While virtual reality has been used in video games, helped soldiers cope with war trauma, and even allowed a women to commit “virtual murder,” the experience has been limited to two senses (sight and sound). But the new Virtual Cocoon helmet can mimic all five senses, so that people can truly experience the trip.
The Daily Mail illustrated how the machine actually works:
1. First, a complete record of a place is taken. Everything about the smells, sights, sounds and tastes are captured on camera and other devices.
2. The data is then sent to a satellite.
3. The “virtual tourist” at home receives the satellite data on his or her computer, and then the information is relayed through the Virtual Cocoon.

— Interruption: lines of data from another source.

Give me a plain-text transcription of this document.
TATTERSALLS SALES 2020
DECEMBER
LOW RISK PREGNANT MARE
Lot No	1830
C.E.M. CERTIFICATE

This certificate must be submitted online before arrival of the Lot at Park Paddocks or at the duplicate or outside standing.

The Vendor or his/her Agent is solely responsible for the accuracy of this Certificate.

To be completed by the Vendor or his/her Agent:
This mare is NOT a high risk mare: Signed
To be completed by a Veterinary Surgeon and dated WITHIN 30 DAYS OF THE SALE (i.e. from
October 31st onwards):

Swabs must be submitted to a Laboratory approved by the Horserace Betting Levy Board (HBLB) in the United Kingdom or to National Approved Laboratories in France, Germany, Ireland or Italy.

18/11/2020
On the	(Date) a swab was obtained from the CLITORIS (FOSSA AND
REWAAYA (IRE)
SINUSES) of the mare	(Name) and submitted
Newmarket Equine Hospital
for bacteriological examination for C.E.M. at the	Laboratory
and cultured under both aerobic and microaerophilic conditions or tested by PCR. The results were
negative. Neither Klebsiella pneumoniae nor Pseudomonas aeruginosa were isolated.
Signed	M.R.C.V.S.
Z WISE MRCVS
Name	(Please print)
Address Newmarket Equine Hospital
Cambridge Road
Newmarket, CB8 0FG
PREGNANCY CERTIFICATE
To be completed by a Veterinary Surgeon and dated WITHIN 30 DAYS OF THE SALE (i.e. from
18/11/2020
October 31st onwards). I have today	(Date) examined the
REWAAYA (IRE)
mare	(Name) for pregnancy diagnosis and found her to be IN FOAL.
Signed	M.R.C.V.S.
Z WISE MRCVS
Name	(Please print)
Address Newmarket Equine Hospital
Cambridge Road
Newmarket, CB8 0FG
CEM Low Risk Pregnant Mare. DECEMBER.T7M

Once a person puts on the helmet, he sees images on a HD screen that are far better than the images typically seen on TV. He smells the salty ocean when chemicals are released through a tube that is positioned right by his nose. And when a “squirting” device sprays sweet, sour, meaty, salty, or bitter flavors directly into his mouth, he gets a taste of the local cuisine. Surround sound can bring in the noising stream of cars in New York and fans and heaters can create the heat and humidity that you’d feel in Florida.
Don’t hold your breath: the device is still in development stage. When it’s ready though, the Virtual Cocoon might revolutionize the way humans experience the world.